Councillor criticizes 'white, wealthy, privileged' residents for trying to exclude others
The Lake Report
About 30 per cent of Niagara-on-the-Lake residents say they face hostility based on how long they have lived here, according to a survey conducted by the town's inclusion and diversity committee.
While 97.6 per cent of the 173 survey respondents agreed NOTL would benefit from more inclusion and diversity, 24 per cent said they have felt unwelcome as customers or employees, or have heard about or witnessed discrimination in area businesses.
Among other concerns, the survey also highlighted complaints about homophobia directed at Shaw Festival staff and a lack of women on town-appointed committees.
The inclusion committee reported the results of its January online survey on diversity and inclusivity in NOTL at Monday’s council meeting and laid out the next steps for dealing with the issues.
The immediate next step on these issues is the creation of focus groups to meet in May and more clearly gather feedback, experience and suggestions from the community, committee member Kiera Sangster told council in a detailed presentation.
The focus groups will revolve around four areas in which the survey showed NOTL needs to improve.
These include: the treatment of migratory and seasonal farm workers; racialized residents, workers and visitors; the treatment of Shaw artists and employees; and a lack of accessibility for the visually and mobility impaired.
Coun. Erwin Wiens, in speaking about a plan to allow propane barbecues in some town parks, made some impassioned comments about exclusion in NOTL.
He lambasted unnamed groups that complain about others “monopolizing our parks” and called out “very white, very wealthy and very privileged” residents for trying to exclude people.
“We should be making people inclusive,” said Wiens, who as a farmer employees migrant workers.
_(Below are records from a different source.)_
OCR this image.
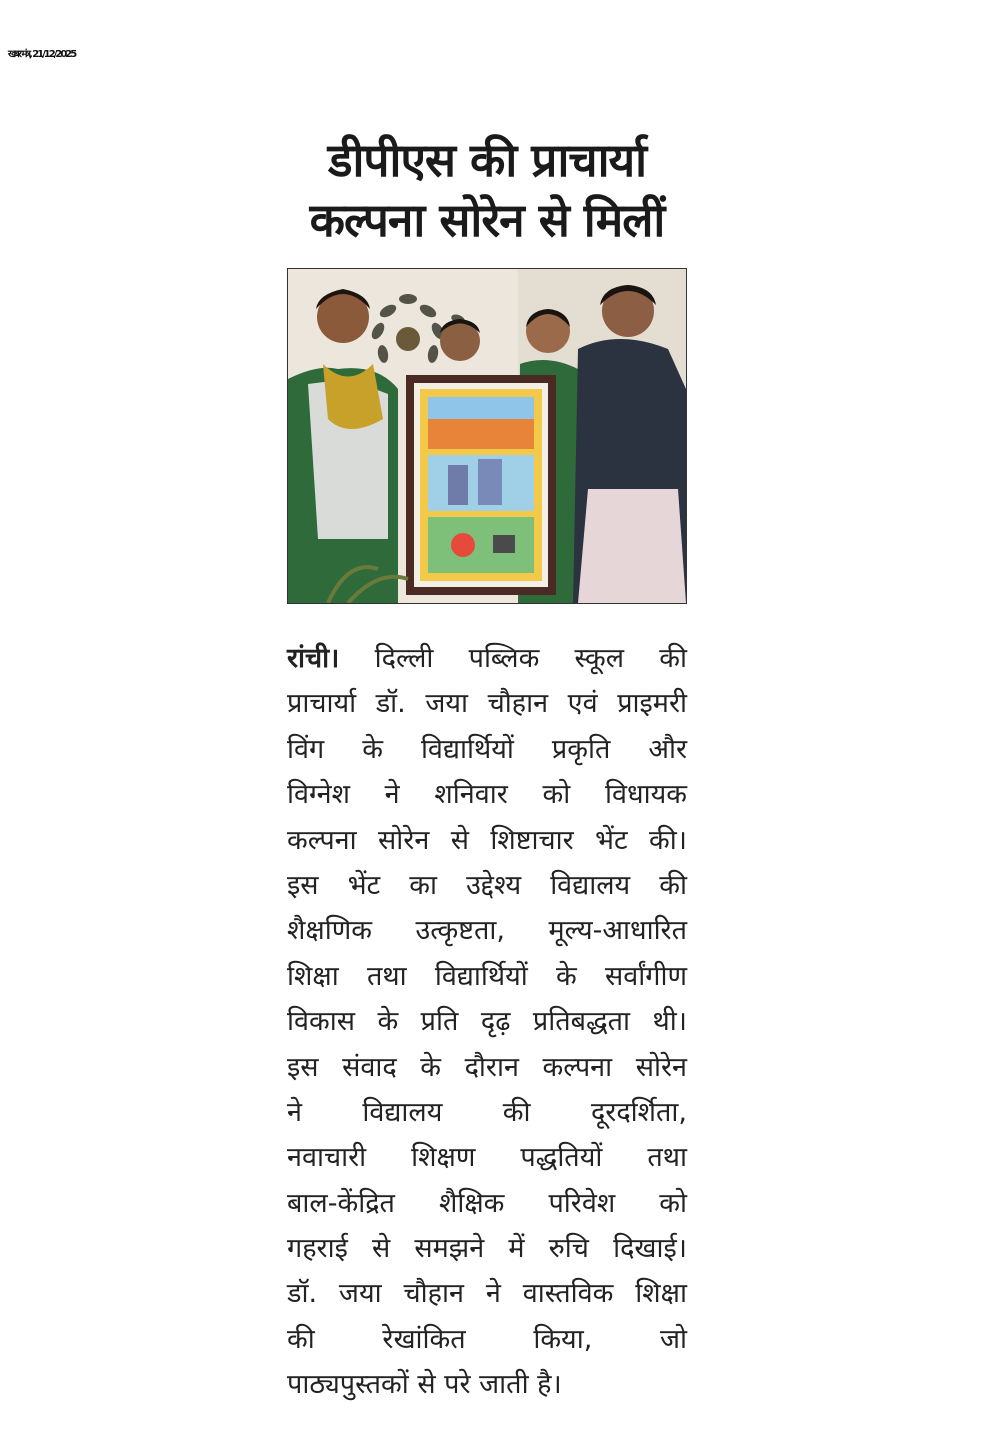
खबर मंत्र, 21/12/2025
डीपीएस की प्राचार्या
कल्पना सोरेन से मिलीं
रांची। दिल्ली पब्लिक स्कूल की
प्राचार्या डॉ. जया चौहान एवं प्राइमरी
विंग के विद्यार्थियों प्रकृति और
विग्नेश ने शनिवार को विधायक
कल्पना सोरेन से शिष्टाचार भेंट की।
इस भेंट का उद्देश्य विद्यालय की
शैक्षणिक उत्कृष्टता, मूल्य-आधारित
शिक्षा तथा विद्यार्थियों के सर्वांगीण
विकास के प्रति दृढ़ प्रतिबद्धता थी।
इस संवाद के दौरान कल्पना सोरेन
ने विद्यालय की दूरदर्शिता,
नवाचारी शिक्षण पद्धतियों तथा
बाल-केंद्रित शैक्षिक परिवेश को
गहराई से समझने में रुचि दिखाई।
डॉ. जया चौहान ने वास्तविक शिक्षा
की रेखांकित किया, जो
पाठ्यपुस्तकों से परे जाती है।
“My wife feels it, as a visible minority, and my kids feel it as visible minorities, and the people that work for me are all visible minorities. And they feel it,” he said.
Among the bevvy of revealing data collected by the town from the survey, councillors homed in on question 26, which asked if respondents had experienced hostility in the town based on how long they have lived here.
“That’s a pretty stark slide, quite frankly, to see that 30 per cent have felt that,” Coun. Norm Arsenault said, with Coun. Wendy Cheropita adding it is “one that really disturbs me terribly.”
The survey also featured extensive written feedback from respondents. One person, who said she and her husband work in human resources, noted: “I definitely think the town has an inclusion problem. Just look at the Facebook group comments today, again people complaining (about) too many Toronto people … (if) you pay tax here, you are a NOTL resident.”
Sangster also highlighted a comment about racial discrimination in town: “I am appalled at the stories I have heard about people of colour having racial slurs hurled at them or things thrown at them based solely on the colour of their skin. The prejudice specifically toward migrant farm workers is unacceptable and needs to be called out. We need to expose this unacceptable behaviour and ensure the community knows it will not be tolerated.”
In the wake of the report, councillors also passed a motion to fill eight vacancies on town committees. Eight women were appointed to those positions.
“I just wanted to comment on the increase in gender diversity in the appointments here, and I’d like to thank those who applied and also the committee for making that happen,” Coun. Sandra O’Connor said.
It wasn’t all negative news in the survey and Cheropita noted in an interview Tuesday that 72 per cent of people felt they do belong in NOTL.
“That made me happy. Because I think we are a community that strives from a town perspective and through our committees towards being inclusive,” she said.
Most of the worrisome results were in the 20 per cent to 30 per cent range, she said, “which is not good. We would prefer to have zero. But I think it shows us just where the opportunities lie to be able to correct the situations where it’s not a positive experience, such as with our migrant workers.”
Other positives from the survey were that 97.6 per cent said they believe that diversity and inclusivity benefit NOTL and 92.4 per cent thought it is important for the town to promote inclusivity and diversity.
“The solution will be up to all of us,” Cheropita told council. “You certainly have my heart in doing whatever is necessary to make these changes here, so that everyone feels included.”
Thanks to the Accessibility for Ontarians with Disabilities Act, the town will see quick movement on accessibility issues, Cheropita said. The deadline for businesses and non-profits to file a report to the provincial government is June 30, according to the act's website.
“With an aging population here, it becomes even more important,” she said.
Another immediate issue for Cheropita, as outlined in the town's strategic plan and highlighted by the inclusivity survey as a weakness, is attracting and retaining younger families and people to the town.
“We’re looking to attract young families and that’s to have a more diversified population,” she said.
“That comes with certain expectations for education, for accessibility to recreational activities, to creating entrepreneurial activities that are attractive to young people and affordable accommodations.”